Covered services: The health care services and supplies your health plan covers.

The amount you pay for health care services before your plan begins to pay.

Extra Help: A Medicare program that helps people with limited income pay for prescription drugs, plan premiums and other health care costs.

Formulary: The list of generic and brand drugs that are covered by this plan.

Generic drug: A prescription drug that acts and works the same as a brand-name drug but often costs less.

Hospital inpatient stay: When your doctor formally admits you to the hospital for skilled medical care.

Initial Enrollment Period (IEP): If you are eligible for Medicare when you turn 65, this is the 7-month period when you can enroll. It includes the 3 months before the month you turn 65, the month you turn 65, and the 3 months after the month you turn 65.

Inpatient care: Services you receive when you are formally admitted to a hospital or skilled nursing facility.

List of covered drugs: This is the list of prescription drugs your health plan covers. It is often called a formulary.

Original Medicare: Both Part A hospital coverage and Part B medical coverage that you get from the federal government. Medicare Advantage plans from private health care companies include both your Part A and Part B coverage, plus extras like vision and dental benefits.

Out-of-pocket cost: Costs you pay for medical services or prescription drugs each year. Medicare Advantage plans place a limit, or maximum, on how much you could pay out of your own pocket each year for Medicare-covered services.

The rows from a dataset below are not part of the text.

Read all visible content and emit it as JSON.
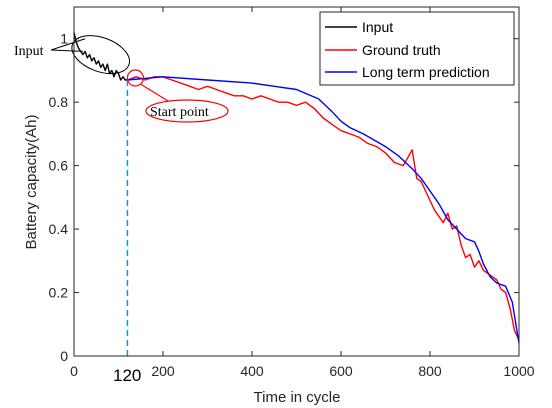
{
  "chart_data": {
    "type": "line",
    "title": "",
    "xlabel": "Time in cycle",
    "ylabel": "Battery capacity(Ah)",
    "xlim": [
      0,
      1000
    ],
    "ylim": [
      0,
      1.1
    ],
    "xticks": [
      "0",
      "200",
      "400",
      "600",
      "800",
      "1000"
    ],
    "yticks": [
      "0",
      "0.2",
      "0.4",
      "0.6",
      "0.8",
      "1"
    ],
    "grid": false,
    "legend_position": "top-right",
    "colors": {
      "input": "#000000",
      "truth": "#ff0000",
      "prediction": "#0000ff",
      "start_line": "#1f8fd6",
      "annotation": "#ff0000"
    },
    "series": [
      {
        "name": "Input",
        "x": [
          0,
          5,
          10,
          15,
          20,
          25,
          30,
          35,
          40,
          45,
          50,
          55,
          60,
          65,
          70,
          75,
          80,
          85,
          90,
          95,
          100,
          105,
          110,
          115,
          120
        ],
        "y": [
          1.02,
          0.99,
          0.97,
          0.96,
          0.95,
          0.96,
          0.94,
          0.95,
          0.93,
          0.94,
          0.92,
          0.93,
          0.91,
          0.92,
          0.9,
          0.92,
          0.89,
          0.9,
          0.88,
          0.9,
          0.89,
          0.87,
          0.88,
          0.87,
          0.87
        ]
      },
      {
        "name": "Ground truth",
        "x": [
          120,
          140,
          160,
          180,
          200,
          220,
          240,
          260,
          280,
          300,
          320,
          340,
          360,
          380,
          400,
          420,
          440,
          460,
          480,
          500,
          520,
          540,
          560,
          580,
          600,
          620,
          640,
          660,
          680,
          700,
          720,
          740,
          760,
          770,
          780,
          790,
          800,
          810,
          820,
          830,
          840,
          850,
          860,
          870,
          880,
          890,
          900,
          910,
          920,
          930,
          940,
          950,
          960,
          970,
          980,
          990,
          1000
        ],
        "y": [
          0.87,
          0.88,
          0.87,
          0.88,
          0.88,
          0.87,
          0.86,
          0.85,
          0.84,
          0.85,
          0.84,
          0.83,
          0.82,
          0.82,
          0.81,
          0.82,
          0.81,
          0.8,
          0.8,
          0.79,
          0.8,
          0.78,
          0.75,
          0.73,
          0.71,
          0.7,
          0.69,
          0.67,
          0.66,
          0.64,
          0.61,
          0.6,
          0.65,
          0.56,
          0.55,
          0.52,
          0.49,
          0.46,
          0.44,
          0.42,
          0.45,
          0.4,
          0.41,
          0.35,
          0.31,
          0.32,
          0.28,
          0.3,
          0.27,
          0.26,
          0.25,
          0.24,
          0.21,
          0.2,
          0.15,
          0.08,
          0.05
        ]
      },
      {
        "name": "Long term prediction",
        "x": [
          120,
          200,
          300,
          400,
          450,
          500,
          550,
          580,
          600,
          620,
          650,
          700,
          730,
          760,
          780,
          800,
          820,
          840,
          860,
          880,
          900,
          910,
          920,
          935,
          950,
          970,
          985,
          1000
        ],
        "y": [
          0.87,
          0.88,
          0.87,
          0.86,
          0.85,
          0.84,
          0.81,
          0.77,
          0.74,
          0.72,
          0.7,
          0.66,
          0.63,
          0.59,
          0.56,
          0.52,
          0.48,
          0.43,
          0.4,
          0.37,
          0.36,
          0.33,
          0.29,
          0.25,
          0.23,
          0.22,
          0.17,
          0.04
        ]
      }
    ],
    "annotations": {
      "input_label": "Input",
      "start_label": "Start point",
      "start_x_label": "120",
      "start_x": 120,
      "start_y": 0.87
    }
  }
}
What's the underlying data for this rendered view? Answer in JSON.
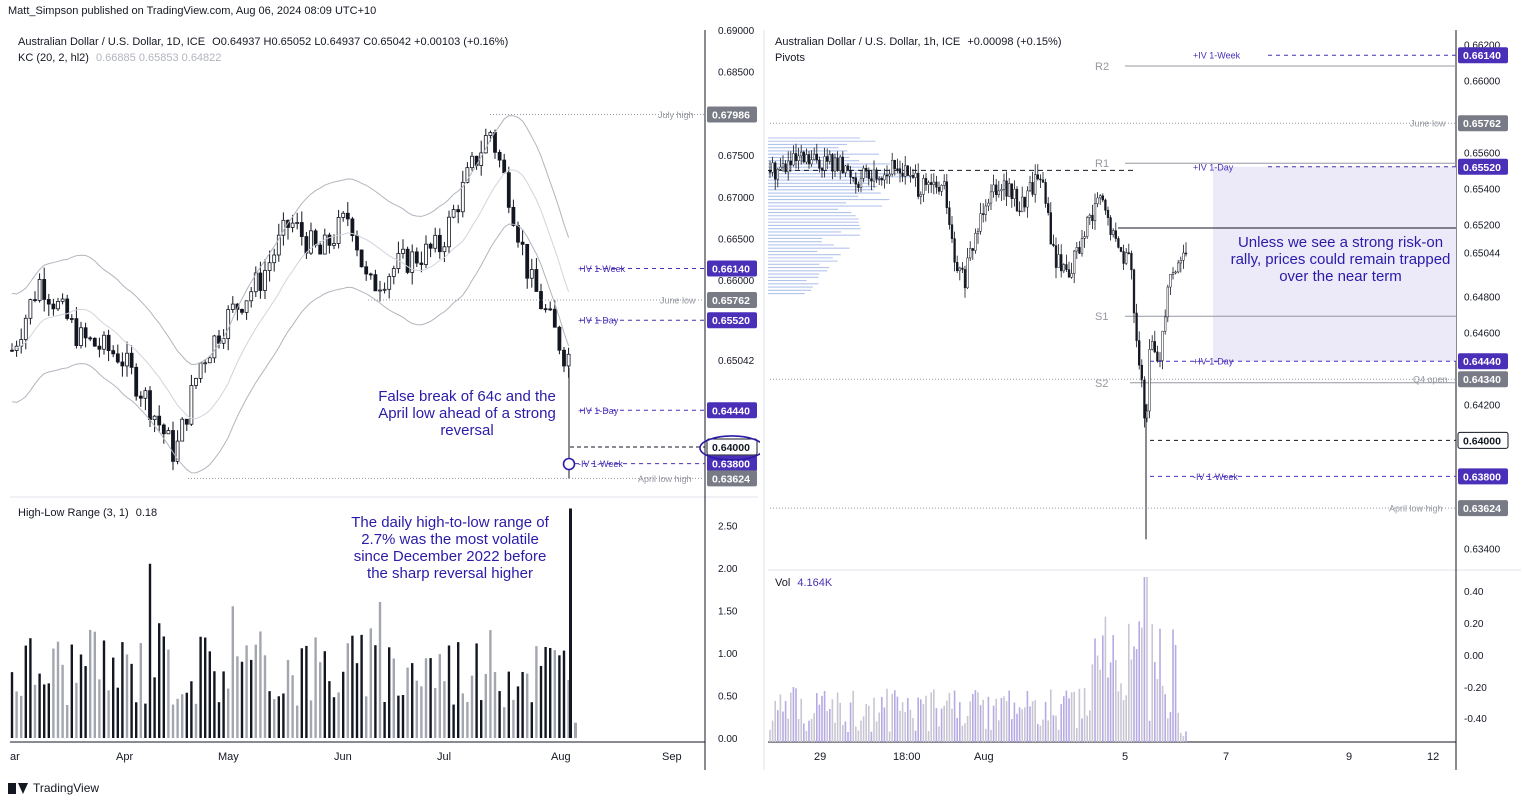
{
  "header": {
    "publisher": "Matt_Simpson published on TradingView.com, Aug 06, 2024 08:09 UTC+10"
  },
  "footer": {
    "brand": "TradingView"
  },
  "left_chart": {
    "title": "Australian Dollar / U.S. Dollar, 1D, ICE",
    "ohlc": {
      "o": "O0.64937",
      "h": "H0.65052",
      "l": "L0.64937",
      "c": "C0.65042",
      "chg": "+0.00103 (+0.16%)"
    },
    "kc_label": "KC (20, 2, hl2)",
    "kc_values": [
      "0.66885",
      "0.65853",
      "0.64822"
    ],
    "annotation": "False break of 64c and the April low ahead of a strong reversal",
    "range_label": "High-Low Range (3, 1)",
    "range_value": "0.18",
    "range_annotation": "The daily high-to-low range of 2.7% was the most volatile since December 2022 before the sharp reversal higher"
  },
  "right_chart": {
    "title": "Australian Dollar / U.S. Dollar, 1h, ICE",
    "chg": "+0.00098 (+0.15%)",
    "pivots_label": "Pivots",
    "annotation": "Unless we see a strong risk-on rally, prices could remain trapped over the near term",
    "vol_label": "Vol",
    "vol_value": "4.164K"
  },
  "chart_data": [
    {
      "type": "candlestick",
      "timeframe": "1D",
      "xlabels": [
        "ar",
        "Apr",
        "May",
        "Jun",
        "Jul",
        "Aug",
        "Sep"
      ],
      "ylim": [
        0.634,
        0.69
      ],
      "yticks": [
        "0.69000",
        "0.68500",
        "0.67500",
        "0.67000",
        "0.66500",
        "0.66000",
        "0.65042"
      ],
      "levels": [
        {
          "label": "July high",
          "price": 0.67986,
          "value": "0.67986",
          "style": "grey"
        },
        {
          "label": "+IV 1-Week",
          "price": 0.6614,
          "value": "0.66140",
          "style": "purple"
        },
        {
          "label": "June low",
          "price": 0.65762,
          "value": "0.65762",
          "style": "grey"
        },
        {
          "label": "+IV 1-Day",
          "price": 0.6552,
          "value": "0.65520",
          "style": "purple"
        },
        {
          "label": "+IV 1-Day",
          "price": 0.6444,
          "value": "0.64440",
          "style": "purple"
        },
        {
          "label": "",
          "price": 0.64,
          "value": "0.64000",
          "style": "black"
        },
        {
          "label": "-IV 1-Week",
          "price": 0.638,
          "value": "0.63800",
          "style": "purple"
        },
        {
          "label": "April low high",
          "price": 0.63624,
          "value": "0.63624",
          "style": "grey"
        }
      ],
      "last_price": 0.65042
    },
    {
      "type": "bar",
      "name": "High-Low Range (3, 1)",
      "ylim": [
        0,
        2.8
      ],
      "yticks": [
        "2.50",
        "2.00",
        "1.50",
        "1.00",
        "0.50",
        "0.00"
      ],
      "peak_value": 2.7,
      "last_value": 0.18
    },
    {
      "type": "candlestick",
      "timeframe": "1h",
      "xlabels": [
        "29",
        "18:00",
        "Aug",
        "5",
        "7",
        "9",
        "12"
      ],
      "ylim": [
        0.6328,
        0.6628
      ],
      "yticks": [
        "0.66200",
        "0.66000",
        "0.65600",
        "0.65400",
        "0.65200",
        "0.65044",
        "0.64800",
        "0.64600",
        "0.64200",
        "0.63400"
      ],
      "pivots": [
        {
          "label": "R2",
          "price": 0.6608
        },
        {
          "label": "R1",
          "price": 0.6554
        },
        {
          "label": "S1",
          "price": 0.6469
        },
        {
          "label": "S2",
          "price": 0.6432
        }
      ],
      "levels": [
        {
          "label": "+IV 1-Week",
          "price": 0.6614,
          "value": "0.66140",
          "style": "purple"
        },
        {
          "label": "June low",
          "price": 0.65762,
          "value": "0.65762",
          "style": "grey"
        },
        {
          "label": "+IV 1-Day",
          "price": 0.6552,
          "value": "0.65520",
          "style": "purple"
        },
        {
          "label": "+IV 1-Day",
          "price": 0.6444,
          "value": "0.64440",
          "style": "purple"
        },
        {
          "label": "Q4 open",
          "price": 0.6434,
          "value": "0.64340",
          "style": "grey"
        },
        {
          "label": "",
          "price": 0.64,
          "value": "0.64000",
          "style": "black"
        },
        {
          "label": "-IV 1-Week",
          "price": 0.638,
          "value": "0.63800",
          "style": "purple"
        },
        {
          "label": "April low high",
          "price": 0.63624,
          "value": "0.63624",
          "style": "grey"
        }
      ],
      "last_price": 0.65044
    },
    {
      "type": "bar",
      "name": "Vol",
      "yticks": [
        "0.40",
        "0.20",
        "0.00",
        "-0.20",
        "-0.40"
      ],
      "last_value": "4.164K"
    }
  ],
  "colors": {
    "purple": "#4a2fb8",
    "grey": "#9598a1",
    "accent_line": "#131722",
    "shade": "#ece9f8",
    "annotation": "#2a1ba8"
  }
}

Outpatient care: Medical care you receive at a hospital, clinic or surgery center that does not require an overnight stay.

Plan network: The pharmacies, doctors, hospitals and clinics that are part of your plan, and where you can get care and fill prescriptions. In most cases, you will pay less for care and drugs when you stay in-network.

Premium: The amount you pay for your health plan or prescription drug coverage.

Preventive care: Routine health care that may include screenings and services to help prevent illness, disease or other health problems.

Primary care provider: The doctor you see first for health care. This doctor will also refer you to a specialist when you need one.

Prior authorization: Approval you may need to get from your health plan before you get some services or prescription drugs.

Skilled Nursing Facility (SNF) care: Care you receive in a nursing home or other facility on a continuous, daily basis. It can include physical therapy and drug injections you get from a nurse.

Specialist: A doctor that has advanced knowledge or training in a certain area of medicine.